Whether they make a real difference is up for debate. Last year Caroline Woods, a researcher in food security at the University of Sheffield, wrote that because it requires more emissions to produce a reusable cup, it would need to be used between 20 and 100 times before any benefit to the environment was accrued, and that many people would throw them away before that had happened. “The unavoidable truth is that it simply isn’t convenient for people on the run to remember their cup, carry it around and wash it out between uses,” she wrote in an article published on The Conversation.
By focussing on the cup, we may be putting too much emphasis on the wrong area, she argues. “It’s estimated that packaging makes up less than 5pc of the total carbon footprint of a takeaway latte in a disposable cup (consider: the oil used in fertiliser on the plantation, the jet fuel used to transport the coffee beans, the energy used to heat the coffee, and so on)” she explains.

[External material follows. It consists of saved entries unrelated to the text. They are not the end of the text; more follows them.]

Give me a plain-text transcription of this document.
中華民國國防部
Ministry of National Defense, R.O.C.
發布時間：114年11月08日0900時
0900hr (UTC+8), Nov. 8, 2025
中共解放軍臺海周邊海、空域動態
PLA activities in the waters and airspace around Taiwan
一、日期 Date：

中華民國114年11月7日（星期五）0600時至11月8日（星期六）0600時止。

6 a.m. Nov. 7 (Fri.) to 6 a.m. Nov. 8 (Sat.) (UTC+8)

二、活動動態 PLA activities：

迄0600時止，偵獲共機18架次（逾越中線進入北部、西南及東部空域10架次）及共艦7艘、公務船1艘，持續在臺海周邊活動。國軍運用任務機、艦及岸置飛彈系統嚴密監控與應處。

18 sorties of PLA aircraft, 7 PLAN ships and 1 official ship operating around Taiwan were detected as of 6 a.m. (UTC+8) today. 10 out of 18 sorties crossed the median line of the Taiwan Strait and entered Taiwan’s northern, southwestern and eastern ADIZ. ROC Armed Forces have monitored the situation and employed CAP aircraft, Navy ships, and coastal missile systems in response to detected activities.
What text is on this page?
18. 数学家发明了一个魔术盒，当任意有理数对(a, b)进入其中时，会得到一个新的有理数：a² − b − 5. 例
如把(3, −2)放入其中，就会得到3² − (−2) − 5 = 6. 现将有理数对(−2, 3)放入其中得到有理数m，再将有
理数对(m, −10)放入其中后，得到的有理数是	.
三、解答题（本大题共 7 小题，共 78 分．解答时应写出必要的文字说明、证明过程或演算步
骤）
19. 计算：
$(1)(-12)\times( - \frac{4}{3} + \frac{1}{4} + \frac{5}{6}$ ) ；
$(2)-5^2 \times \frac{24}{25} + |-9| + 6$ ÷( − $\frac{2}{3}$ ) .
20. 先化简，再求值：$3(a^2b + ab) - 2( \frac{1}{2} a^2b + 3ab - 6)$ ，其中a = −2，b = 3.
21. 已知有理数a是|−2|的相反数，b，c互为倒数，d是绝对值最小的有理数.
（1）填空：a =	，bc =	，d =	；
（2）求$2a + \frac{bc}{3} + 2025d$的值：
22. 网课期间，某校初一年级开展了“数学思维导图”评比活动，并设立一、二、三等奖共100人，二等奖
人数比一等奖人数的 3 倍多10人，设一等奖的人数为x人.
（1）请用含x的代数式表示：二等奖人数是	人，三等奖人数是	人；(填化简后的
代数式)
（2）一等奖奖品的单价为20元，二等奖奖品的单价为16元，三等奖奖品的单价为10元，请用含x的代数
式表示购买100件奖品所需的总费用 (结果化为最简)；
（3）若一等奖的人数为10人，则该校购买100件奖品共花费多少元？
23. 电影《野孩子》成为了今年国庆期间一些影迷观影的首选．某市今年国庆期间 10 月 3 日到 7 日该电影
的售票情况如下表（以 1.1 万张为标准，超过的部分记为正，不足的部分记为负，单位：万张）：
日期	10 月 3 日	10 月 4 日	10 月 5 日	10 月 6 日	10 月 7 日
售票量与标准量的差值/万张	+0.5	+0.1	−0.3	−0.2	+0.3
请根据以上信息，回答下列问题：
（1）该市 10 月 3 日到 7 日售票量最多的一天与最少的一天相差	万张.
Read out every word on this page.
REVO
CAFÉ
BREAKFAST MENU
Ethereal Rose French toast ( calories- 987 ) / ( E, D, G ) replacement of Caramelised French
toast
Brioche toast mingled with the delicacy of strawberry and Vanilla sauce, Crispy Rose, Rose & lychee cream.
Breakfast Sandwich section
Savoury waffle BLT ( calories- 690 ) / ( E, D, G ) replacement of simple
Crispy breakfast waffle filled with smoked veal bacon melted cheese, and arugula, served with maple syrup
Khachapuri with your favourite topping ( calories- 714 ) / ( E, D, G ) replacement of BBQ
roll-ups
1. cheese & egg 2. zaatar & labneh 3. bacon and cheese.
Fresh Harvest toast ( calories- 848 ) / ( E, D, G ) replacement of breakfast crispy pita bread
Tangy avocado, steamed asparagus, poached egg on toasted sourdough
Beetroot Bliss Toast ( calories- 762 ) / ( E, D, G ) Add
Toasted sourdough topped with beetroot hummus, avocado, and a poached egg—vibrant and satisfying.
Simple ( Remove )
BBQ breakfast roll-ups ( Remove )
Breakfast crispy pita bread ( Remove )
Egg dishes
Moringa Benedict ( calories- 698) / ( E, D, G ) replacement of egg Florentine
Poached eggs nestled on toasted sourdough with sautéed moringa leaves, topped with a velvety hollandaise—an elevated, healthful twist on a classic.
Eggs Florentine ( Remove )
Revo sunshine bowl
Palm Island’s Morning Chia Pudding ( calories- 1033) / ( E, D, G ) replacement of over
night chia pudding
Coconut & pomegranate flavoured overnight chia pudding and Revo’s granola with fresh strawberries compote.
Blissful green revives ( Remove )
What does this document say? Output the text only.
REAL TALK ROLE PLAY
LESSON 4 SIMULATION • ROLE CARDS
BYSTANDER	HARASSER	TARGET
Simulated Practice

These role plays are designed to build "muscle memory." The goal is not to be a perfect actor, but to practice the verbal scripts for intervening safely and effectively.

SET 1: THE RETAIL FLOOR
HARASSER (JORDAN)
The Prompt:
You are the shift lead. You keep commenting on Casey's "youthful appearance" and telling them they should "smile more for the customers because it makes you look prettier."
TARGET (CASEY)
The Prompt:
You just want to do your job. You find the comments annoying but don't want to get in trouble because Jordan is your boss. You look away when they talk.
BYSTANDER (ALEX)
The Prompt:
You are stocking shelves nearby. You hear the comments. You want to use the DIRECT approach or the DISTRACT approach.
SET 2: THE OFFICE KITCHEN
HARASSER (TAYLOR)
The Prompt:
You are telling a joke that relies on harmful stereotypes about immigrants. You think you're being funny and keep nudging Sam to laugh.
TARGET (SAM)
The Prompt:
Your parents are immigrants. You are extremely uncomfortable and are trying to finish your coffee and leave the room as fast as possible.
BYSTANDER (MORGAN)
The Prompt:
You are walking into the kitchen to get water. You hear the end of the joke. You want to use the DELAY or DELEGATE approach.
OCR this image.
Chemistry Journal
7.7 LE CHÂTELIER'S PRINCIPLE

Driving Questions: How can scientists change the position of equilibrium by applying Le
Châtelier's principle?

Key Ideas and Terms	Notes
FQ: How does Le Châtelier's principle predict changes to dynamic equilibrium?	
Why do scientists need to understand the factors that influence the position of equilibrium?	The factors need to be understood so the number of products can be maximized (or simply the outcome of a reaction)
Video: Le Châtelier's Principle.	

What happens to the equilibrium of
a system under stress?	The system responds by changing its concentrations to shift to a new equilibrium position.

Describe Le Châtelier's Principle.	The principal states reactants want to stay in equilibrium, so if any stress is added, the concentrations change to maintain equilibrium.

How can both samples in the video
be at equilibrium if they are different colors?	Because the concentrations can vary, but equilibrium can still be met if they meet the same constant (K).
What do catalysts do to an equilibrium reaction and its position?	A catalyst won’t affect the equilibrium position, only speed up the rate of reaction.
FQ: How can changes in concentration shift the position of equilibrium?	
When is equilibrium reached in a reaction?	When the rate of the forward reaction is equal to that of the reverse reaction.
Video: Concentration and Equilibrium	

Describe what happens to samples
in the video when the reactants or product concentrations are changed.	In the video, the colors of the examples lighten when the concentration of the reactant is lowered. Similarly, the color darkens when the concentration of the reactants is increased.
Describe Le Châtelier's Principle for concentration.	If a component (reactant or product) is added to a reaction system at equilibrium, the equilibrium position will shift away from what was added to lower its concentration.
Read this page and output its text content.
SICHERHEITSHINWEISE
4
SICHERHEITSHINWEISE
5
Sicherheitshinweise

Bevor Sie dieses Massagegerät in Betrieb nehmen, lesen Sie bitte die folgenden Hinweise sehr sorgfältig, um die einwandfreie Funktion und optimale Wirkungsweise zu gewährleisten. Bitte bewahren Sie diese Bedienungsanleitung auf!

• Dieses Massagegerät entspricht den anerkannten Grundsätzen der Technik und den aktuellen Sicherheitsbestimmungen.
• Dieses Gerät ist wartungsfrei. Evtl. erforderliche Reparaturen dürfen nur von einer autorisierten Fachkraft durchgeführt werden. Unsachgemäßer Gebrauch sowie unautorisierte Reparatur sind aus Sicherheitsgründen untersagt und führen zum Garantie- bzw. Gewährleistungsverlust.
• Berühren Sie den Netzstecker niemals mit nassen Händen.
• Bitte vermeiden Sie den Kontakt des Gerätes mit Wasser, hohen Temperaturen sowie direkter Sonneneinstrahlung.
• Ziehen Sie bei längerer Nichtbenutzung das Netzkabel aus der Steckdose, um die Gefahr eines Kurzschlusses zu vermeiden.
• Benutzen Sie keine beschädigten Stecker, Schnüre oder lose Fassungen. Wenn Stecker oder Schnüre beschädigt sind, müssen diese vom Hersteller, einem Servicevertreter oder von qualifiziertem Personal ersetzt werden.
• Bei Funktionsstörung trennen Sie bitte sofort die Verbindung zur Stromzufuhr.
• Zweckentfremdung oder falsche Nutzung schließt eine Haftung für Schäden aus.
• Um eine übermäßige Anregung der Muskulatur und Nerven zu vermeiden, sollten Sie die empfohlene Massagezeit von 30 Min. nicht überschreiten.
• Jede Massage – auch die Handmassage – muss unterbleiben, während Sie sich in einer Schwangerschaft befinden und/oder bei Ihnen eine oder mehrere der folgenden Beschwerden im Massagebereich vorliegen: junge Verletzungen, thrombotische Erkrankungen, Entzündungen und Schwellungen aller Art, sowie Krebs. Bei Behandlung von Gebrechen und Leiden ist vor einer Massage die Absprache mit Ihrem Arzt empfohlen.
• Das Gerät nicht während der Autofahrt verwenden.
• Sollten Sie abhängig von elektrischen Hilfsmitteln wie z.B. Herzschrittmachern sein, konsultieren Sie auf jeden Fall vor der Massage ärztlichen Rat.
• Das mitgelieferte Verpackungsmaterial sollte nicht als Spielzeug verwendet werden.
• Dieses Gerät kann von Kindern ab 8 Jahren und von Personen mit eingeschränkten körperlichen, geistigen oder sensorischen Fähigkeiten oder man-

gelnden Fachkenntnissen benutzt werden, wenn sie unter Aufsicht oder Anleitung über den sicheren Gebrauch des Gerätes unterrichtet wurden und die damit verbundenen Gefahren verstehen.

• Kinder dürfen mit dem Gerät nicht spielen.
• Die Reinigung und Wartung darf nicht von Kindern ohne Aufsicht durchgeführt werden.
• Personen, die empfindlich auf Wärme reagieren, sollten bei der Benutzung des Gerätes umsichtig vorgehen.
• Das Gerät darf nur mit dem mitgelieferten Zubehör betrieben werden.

Her advice is to cut down on takeaway coffees altogether and have a sit-down cuppa in a china cup instead.
But Mindy O’Brien, from the Irish environmental charity Voice, disagrees. She argues that making sustainability achievable for the average person is a vital first step. “I think we need to bring people with us and a keep cup is a first step.”
It’s also a powerful symbol because it “captures the imagination. I always say, buy the product not the packaging..”
Sorcha Kavanagh agrees. “Using a different coffee cup, well, that’s one small change that seems easy to make,” she says.
While Caroline Woods says that disposable coffee cups only make up a tiny percentage of public waste, Kavanagh counters that “the argument about how much waste is produced by a coffee cup that really only comes into play at the end of life of the cup, it doesn’t actually consider all the energy and resources used — transport, every single aspect that goes into manufacturing it, prior to it landing in someone’s hands.
“So it’s not really fair for that figure to be used because it doesn’t consider all the variables that go into producing anything that is single use,” she explains.
“And yes, while the cup is a small thing to do, for an awful lot of people it is actually can be the start of their journey into sustainability and to other things that they can do .
“We need policy change, we need industry change ad we need consumer change so all of those three have to work together.”